Google treats Project Fi Nexus 6 users with Android 5.1.1 Lollipop Update
Jul 10, 2015 09:12 AM EDT
Jul 10, 2015 09:12 AM EDT
For those who were lucky enough to be given an invite to Project Fi MVNO service, a new version of Lollipop is soon to arrive in all Nexus 6 smartphones.
On its Twitter account, Google's Project Fi announced that "an even sweteter version of Android Lollipop is coming to all Project Fi phones".
Google's Project Fi is a lot similar to prepaid cellular service carriers. It works by rendering mobile data connectivity on two cellular networks, wherein the users can smartly hop between these networks.
Leading mobile network providers T-Mobile and Sprint have partnered with Google to facilitate Project Fi.
The core twist is that Fi will let the users tap on both Sprint and T-Mobile networks all for the sake of improved network coverage and drop-free wireless connectivity.
How Project Fi works?
Project Fi uses Wi-Fi connectivity to send text messages and make calls whenever available. Since it's prepaid, users ought to pay upfront contrary to the conventional bills that are paid after using the service. Google claims to have prepped a simplified billing system for Fi. The user pays $20/month for unlimited text messages and calls accompanied with flat $10/GB.
A software and special SIM power Fi on cellular devices that can validate users on both Sprint and T-Mobile networks would allow them to hop between both these networks depending on certain factors. Since Fi also uses Wi-Fi connectivity for messages and calls, users can easily switch to Wi-Fi hotspots at locations where mobile network goes dead. Fi automatically connects the device to open wireless or Wi-Fi hotspots to cut on mobile data usage when on the go.
Google touts that Project Fi offers similar features seen in Google Voice. For instance, users can forward their calls to Fi number, check voicemails, send text messages and make calls with that Fi number from most of the devices using Hangouts app.
Google has designed Fi to work globally in 100+ nations without any additional cost pertaining to texting or data usage. Users get the options of calling at flat rates when on a mobile network abroad (away from the U.S.) or choose to pay incredibly low when calling through Wi-Fi.

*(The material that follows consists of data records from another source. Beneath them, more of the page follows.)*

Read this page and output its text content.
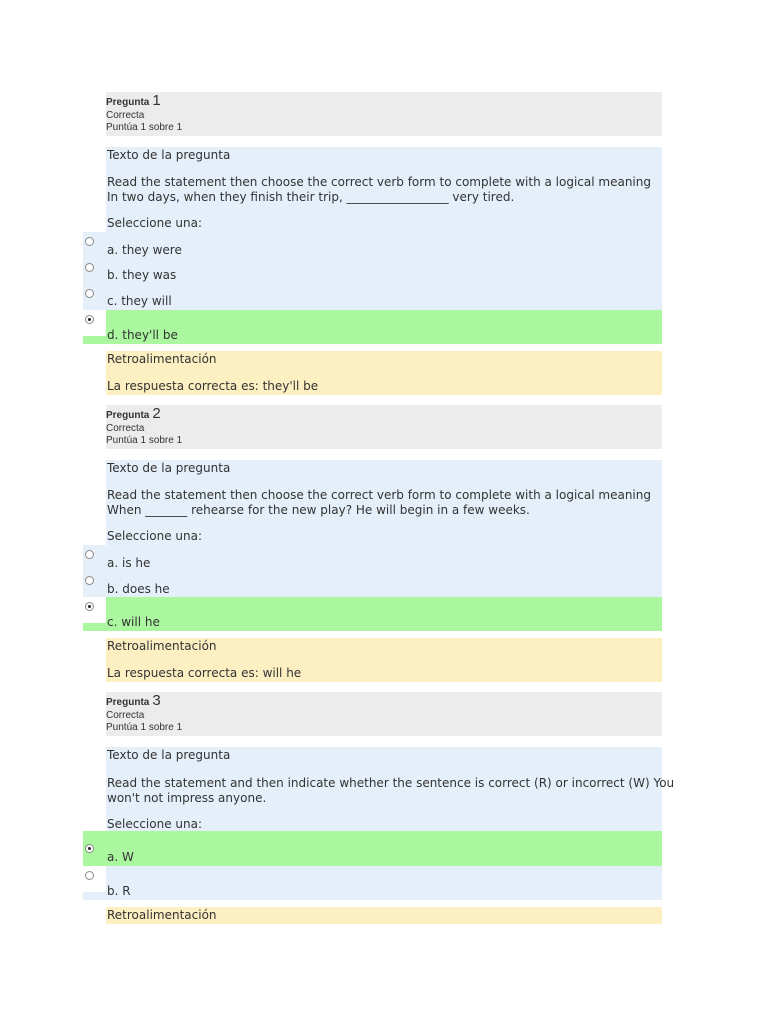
Pregunta 1
Correcta
Puntúa 1 sobre 1
Texto de la pregunta
Read the statement then choose the correct verb form to complete with a logical meaning
In two days, when they finish their trip, _________________ very tired.
Seleccione una:
a. they were
b. they was
c. they will
d. they'll be
Retroalimentación
La respuesta correcta es: they'll be
Pregunta 2
Correcta
Puntúa 1 sobre 1
Texto de la pregunta
Read the statement then choose the correct verb form to complete with a logical meaning
When _______ rehearse for the new play? He will begin in a few weeks.
Seleccione una:
a. is he
b. does he
c. will he
Retroalimentación
La respuesta correcta es: will he
Pregunta 3
Correcta
Puntúa 1 sobre 1
Texto de la pregunta
Read the statement and then indicate whether the sentence is correct (R) or incorrect (W) You
won't not impress anyone.
Seleccione una:
a. W
b. R
Retroalimentación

Sounds cool but we will have to wait a bit until Google launches the service across all devices, as presently Fi is available for Nexus 6 users only and they ought to request Project F1 invites.
Thought Project Fi might sound a good pick with its cool features like a simplified billing system, ability to hop between two networks, automatic connectivity to Wi-Fi hotspots, et. al., the entire success of Fi boils down to the users' penchant and their preferences.